Statistical Minimax Rates Under Privacy
Estimating Privacy in Data Science: A Comprehensive Guide
Author: Antoine Klein Github Link
Table of Contents
- Incentives
- Introduction
- Definition
- Theory
- The case of multinomial estimation
- The case of density estimation
- Experiment
- Conclusion
- Quizz
Why do we care about privacy ?
Imagine, you’re quietly at home when the doorbell rings. You open the door and a government official appears: population census. Even though he shows you his official badge and you’d like to help him in the public interest, you find it hard to answer his questions as you go along. Indeed, the first questions about the date of your move are easy and public. On the other hand, when he asks about the number of children, marital status or your salary and what you do with it, you struggle. Not because you don’t know the answer, but because you’re faced with an ethical dilemma: transparency towards the state versus protection of personal data.

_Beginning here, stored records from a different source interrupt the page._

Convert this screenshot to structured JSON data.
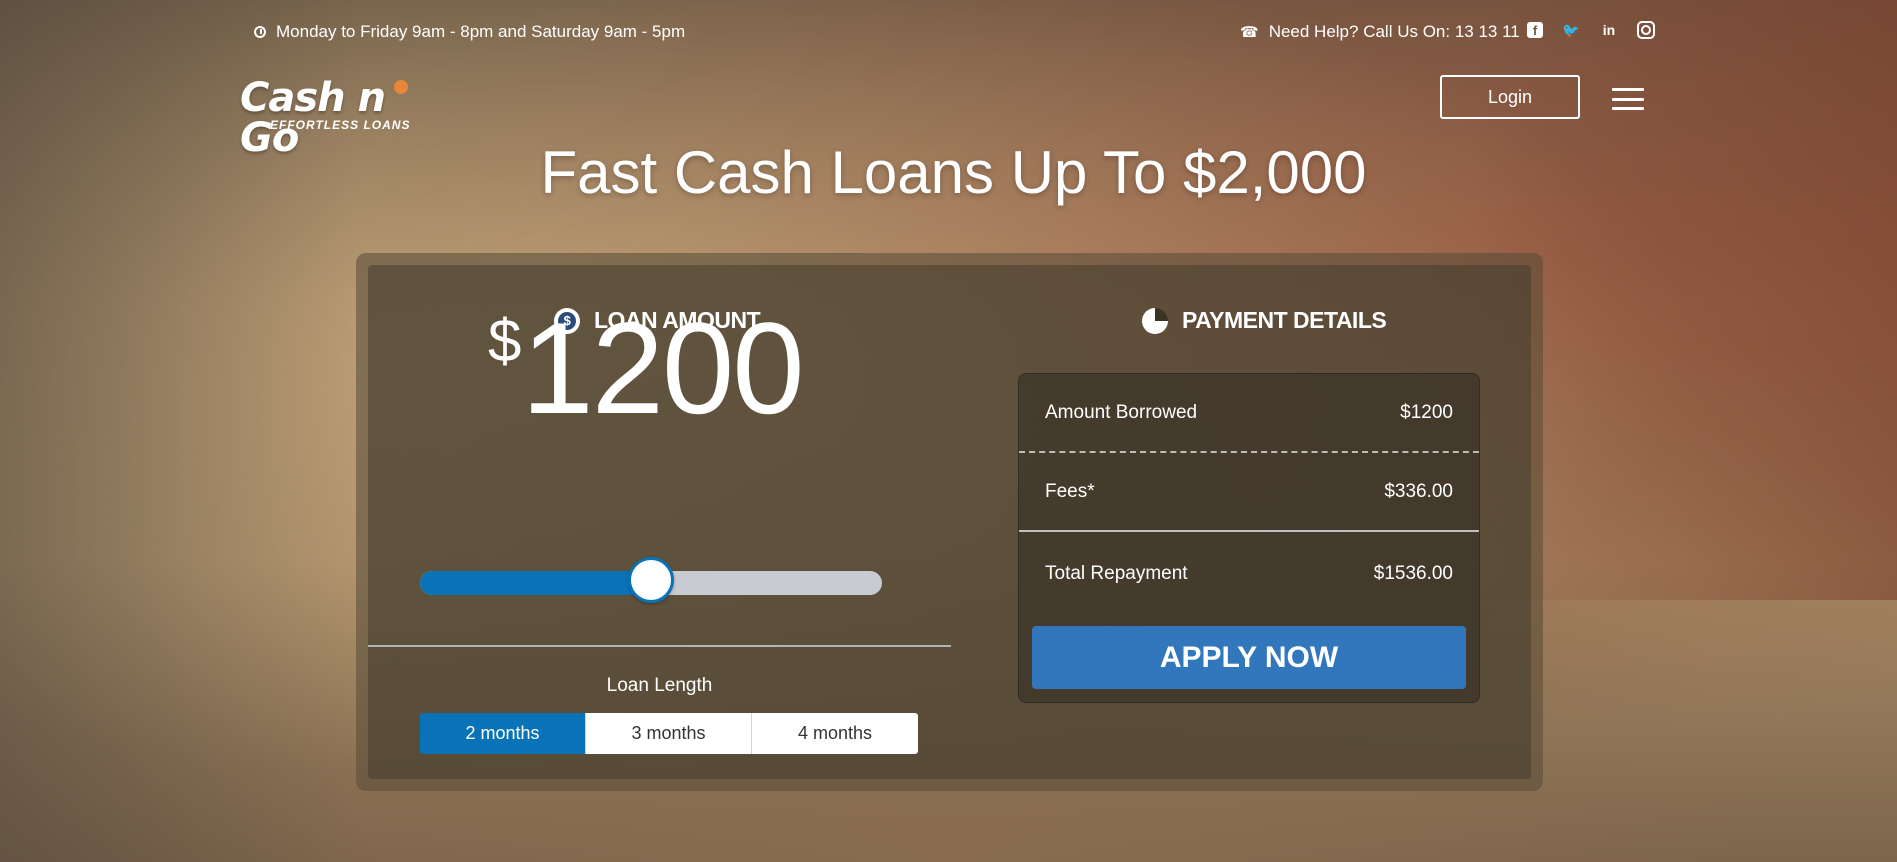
{
  "topbar": {
    "hours": "Monday to Friday 9am - 8pm and Saturday 9am - 5pm",
    "help": "Need Help? Call Us On: 13 13 11",
    "socials": [
      "facebook-icon",
      "twitter-icon",
      "linkedin-icon",
      "instagram-icon"
    ]
  },
  "logo": {
    "main": "Cash n Go",
    "tagline": "EFFORTLESS LOANS"
  },
  "header": {
    "login_label": "Login"
  },
  "hero": {
    "title": "Fast Cash Loans Up To $2,000"
  },
  "loan": {
    "section_title": "LOAN AMOUNT",
    "currency_symbol": "$",
    "amount": "1200",
    "slider_fraction": 0.5,
    "length_label": "Loan Length",
    "length_options": [
      "2 months",
      "3 months",
      "4 months"
    ],
    "selected_length": "2 months"
  },
  "payment": {
    "section_title": "PAYMENT DETAILS",
    "rows": [
      {
        "label": "Amount Borrowed",
        "value": "$1200"
      },
      {
        "label": "Fees*",
        "value": "$336.00"
      },
      {
        "label": "Total Repayment",
        "value": "$1536.00"
      }
    ],
    "apply_label": "APPLY NOW"
  },
  "colors": {
    "primary_blue": "#0a73b8",
    "apply_blue": "#3277bb",
    "accent_orange": "#e8863a"
  }
}
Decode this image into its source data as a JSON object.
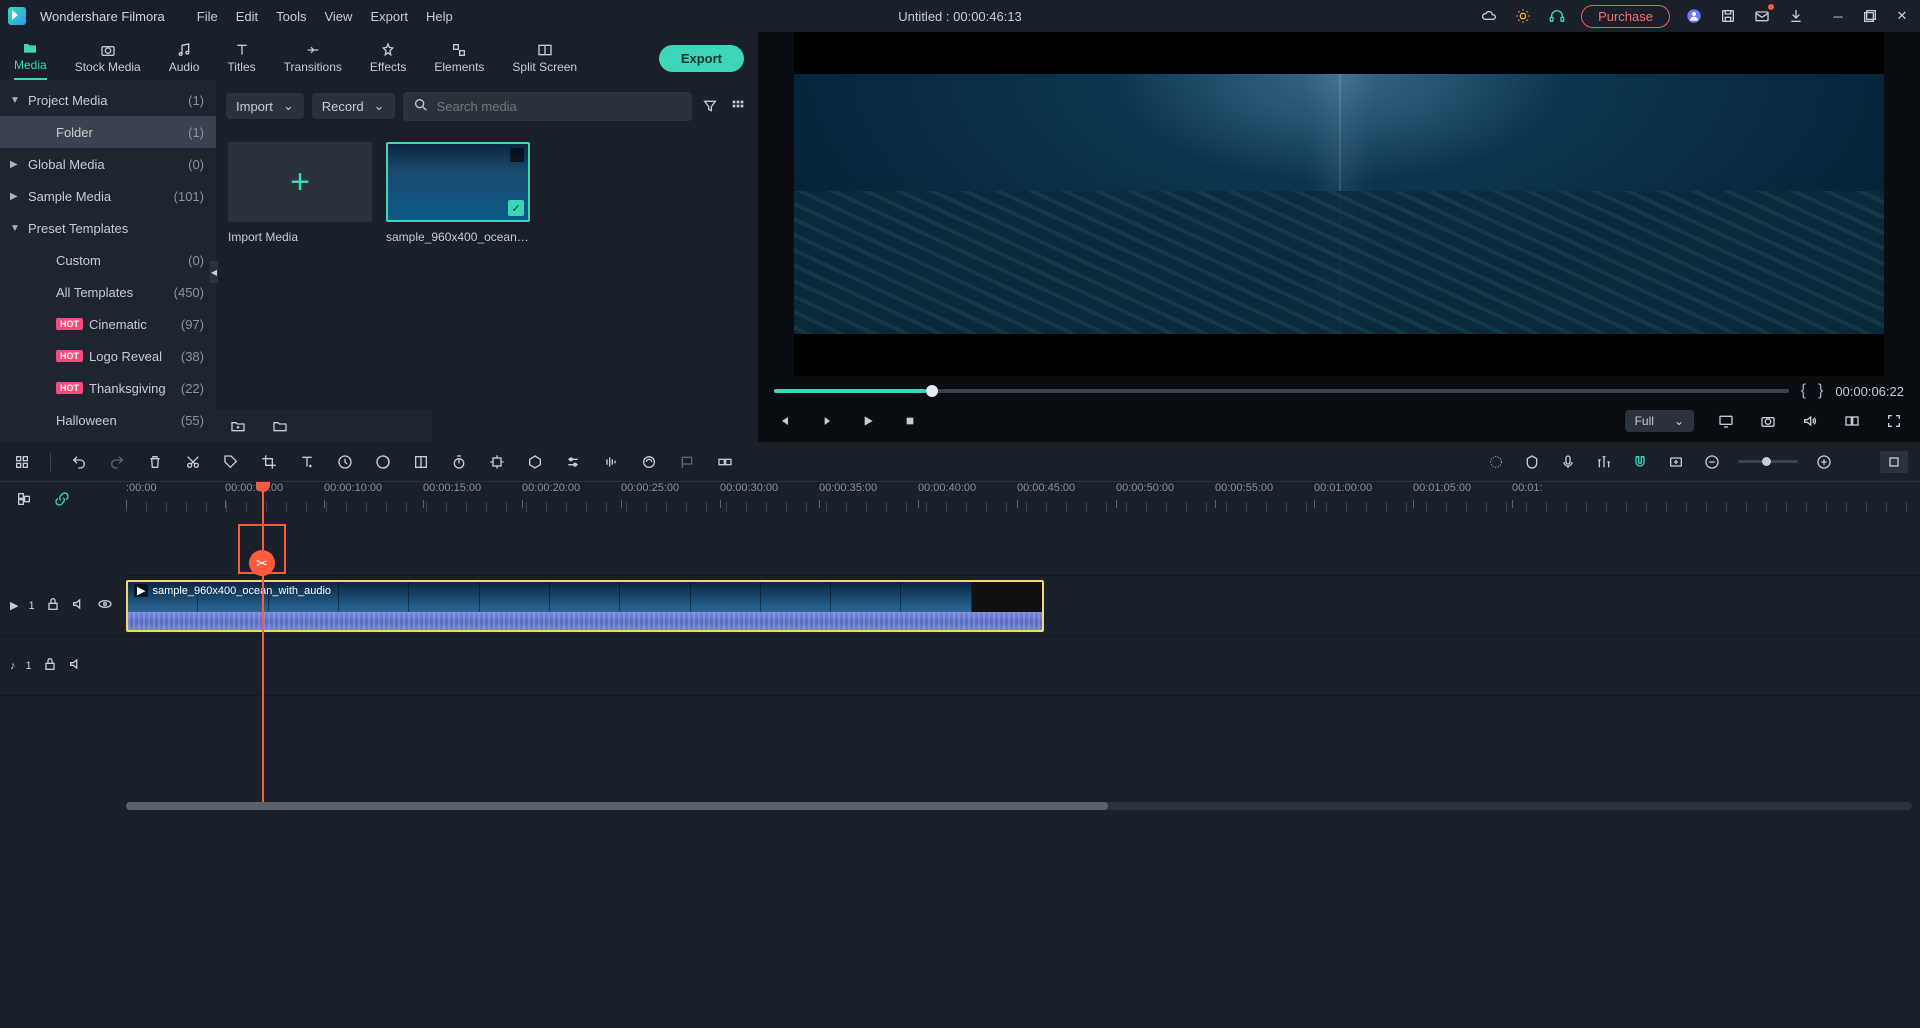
{
  "app": {
    "name": "Wondershare Filmora",
    "title": "Untitled : 00:00:46:13"
  },
  "menu": [
    "File",
    "Edit",
    "Tools",
    "View",
    "Export",
    "Help"
  ],
  "purchase": "Purchase",
  "tabs": [
    {
      "label": "Media",
      "active": true
    },
    {
      "label": "Stock Media"
    },
    {
      "label": "Audio"
    },
    {
      "label": "Titles"
    },
    {
      "label": "Transitions"
    },
    {
      "label": "Effects"
    },
    {
      "label": "Elements"
    },
    {
      "label": "Split Screen"
    }
  ],
  "export": "Export",
  "sidebar": [
    {
      "label": "Project Media",
      "count": "(1)",
      "tri": "▼"
    },
    {
      "label": "Folder",
      "count": "(1)",
      "child": true,
      "sel": true
    },
    {
      "label": "Global Media",
      "count": "(0)",
      "tri": "▶"
    },
    {
      "label": "Sample Media",
      "count": "(101)",
      "tri": "▶"
    },
    {
      "label": "Preset Templates",
      "count": "",
      "tri": "▼"
    },
    {
      "label": "Custom",
      "count": "(0)",
      "child": true
    },
    {
      "label": "All Templates",
      "count": "(450)",
      "child": true
    },
    {
      "label": "Cinematic",
      "count": "(97)",
      "child": true,
      "hot": true
    },
    {
      "label": "Logo Reveal",
      "count": "(38)",
      "child": true,
      "hot": true
    },
    {
      "label": "Thanksgiving",
      "count": "(22)",
      "child": true,
      "hot": true
    },
    {
      "label": "Halloween",
      "count": "(55)",
      "child": true
    }
  ],
  "hot": "HOT",
  "importBtn": "Import",
  "recordBtn": "Record",
  "searchPlaceholder": "Search media",
  "importTile": "Import Media",
  "clipName": "sample_960x400_ocean_...",
  "preview": {
    "time": "00:00:06:22",
    "quality": "Full"
  },
  "ruler": [
    ":00:00",
    "00:00:05:00",
    "00:00:10:00",
    "00:00:15:00",
    "00:00:20:00",
    "00:00:25:00",
    "00:00:30:00",
    "00:00:35:00",
    "00:00:40:00",
    "00:00:45:00",
    "00:00:50:00",
    "00:00:55:00",
    "00:01:00:00",
    "00:01:05:00",
    "00:01:"
  ],
  "trackClip": "sample_960x400_ocean_with_audio",
  "trackNum": "1"
}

$$\text{In short, transparency goes against your privacy. }$$
This stress has major consequences: as you doubt what could happen to you with this data, but you still want to answer it, you underestimate your answers. On a wider scale, this leads to a suffrage bias and therefore a lack of knowledge of the real situation of your population. Warner [1], the first to tackle this problem from a statistical angle talks of an evasive bias and says:
“for reasons of modesty, fear of being thought bigoted, or merely a reluctance to confide secrets to strangers, respondents to surveys might prefer to be able to answer certain questions non-truthfully, or at least without the interviewer knowing their true response”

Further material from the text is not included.